IS THIS ORDINARY RESOLUTION VALID?

Does Section 188 of Companies Act 2013 and Regulation 23(4) of SEBI LODR has a loophole?

This question  dives right into the intersection of Companies Act, 2013 (Section 188) and SEBI LODR Regulations (Regulation 23), both of which govern related party transactions (RPTs).

KEY LEGAL PROVISIONS

SECTION 188(1), COMPANIES ACT, 2013:

Certain related party transactions require Board approval and, in some cases, shareholder approval.

SECOND PROVISO TO SECTION 188(1):

If shareholder approval is required, related parties cannot vote to approve the resolution.

REGULATION 23(4), SEBI LODR:

 For listed companies, all material related party transactions must be approved by shareholders, and all related parties are prohibited from voting to approve such resolutions, regardless of whether they are interested in that transaction.

HOW IT APPLIES?

·       Tata Steel Limited is a listed company.

·       The resolution concerns termination of a contract with Tata Sons Pvt Ltd, a promoter group entity and related party.

·       Tata Sons holds 20% shares and voted in favour.

·       The resolution passed with 51% votes in favour, but this includes Tata Sons’ 20%.

·       Problem: Since Tata Sons is a related party, its votes must be excluded when calculating whether the resolution has passed.

·       Excluding Tata Sons’ 20%, the effective votes in favour are only 31%.

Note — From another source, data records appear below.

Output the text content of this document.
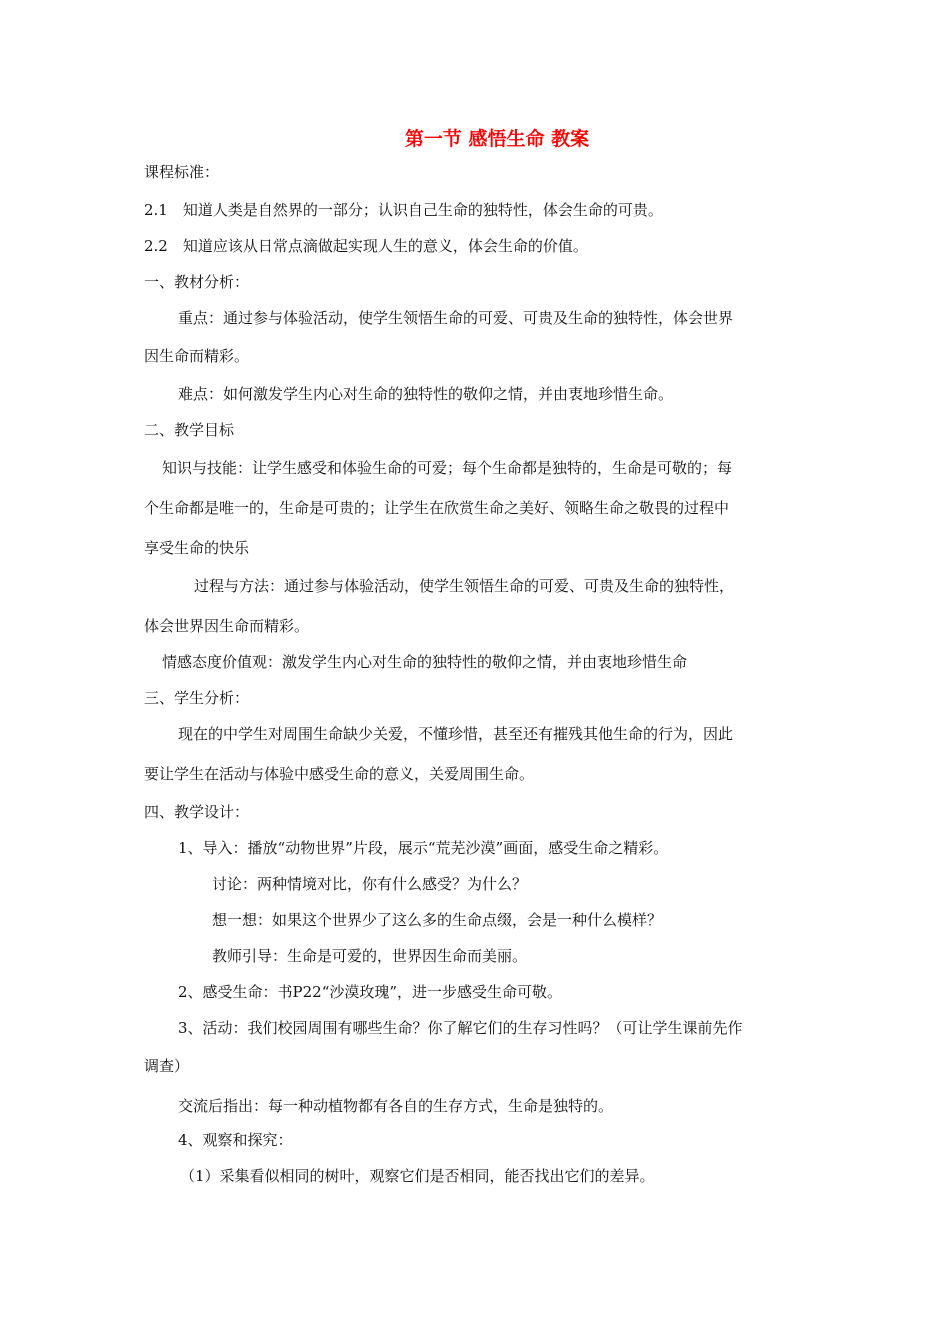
第一节 感悟生命 教案
课程标准：
2.1　知道人类是自然界的一部分；认识自己生命的独特性，体会生命的可贵。
2.2　知道应该从日常点滴做起实现人生的意义，体会生命的价值。
一、教材分析：
重点：通过参与体验活动，使学生领悟生命的可爱、可贵及生命的独特性，体会世界
因生命而精彩。
难点：如何激发学生内心对生命的独特性的敬仰之情，并由衷地珍惜生命。
二、教学目标
知识与技能：让学生感受和体验生命的可爱；每个生命都是独特的，生命是可敬的；每
个生命都是唯一的，生命是可贵的；让学生在欣赏生命之美好、领略生命之敬畏的过程中
享受生命的快乐
过程与方法：通过参与体验活动，使学生领悟生命的可爱、可贵及生命的独特性，
体会世界因生命而精彩。
情感态度价值观：激发学生内心对生命的独特性的敬仰之情，并由衷地珍惜生命
三、学生分析：
现在的中学生对周围生命缺少关爱，不懂珍惜，甚至还有摧残其他生命的行为，因此
要让学生在活动与体验中感受生命的意义，关爱周围生命。
四、教学设计：
1、导入：播放“动物世界”片段，展示“荒芜沙漠”画面，感受生命之精彩。
讨论：两种情境对比，你有什么感受？为什么？
想一想：如果这个世界少了这么多的生命点缀，会是一种什么模样？
教师引导：生命是可爱的，世界因生命而美丽。
2、感受生命：书P22“沙漠玫瑰”，进一步感受生命可敬。
3、活动：我们校园周围有哪些生命？你了解它们的生存习性吗？（可让学生课前先作
调查）
交流后指出：每一种动植物都有各自的生存方式，生命是独特的。
4、观察和探究：
（1）采集看似相同的树叶，观察它们是否相同，能否找出它们的差异。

·       That means the resolution fails, because it does not secure a majority of the non-related party shareholders.

IS THERE A LOOPHOLE?

Not really. Both Section 188 and Regulation 23(4) are clear: related parties cannot vote to approve their own transactions. SEBI has tightened this further by requiring exclusion of related party votes even if they are not directly interested.

So, in this scenario:

·       The resolution is invalid because Tata Sons’ votes should not have been counted.

·       There is no loophole — the law anticipates this exact situation and prevents promoter group entities from pushing through RPT approvals with their own votes.

KEY TAKEAWAYS

The ordinary resolution passed with 51% including Tata Sons’ votes is not valid. For compliance, Tata Steel must re-run the resolution and secure majority approval excluding Tata Sons’ 20% stake.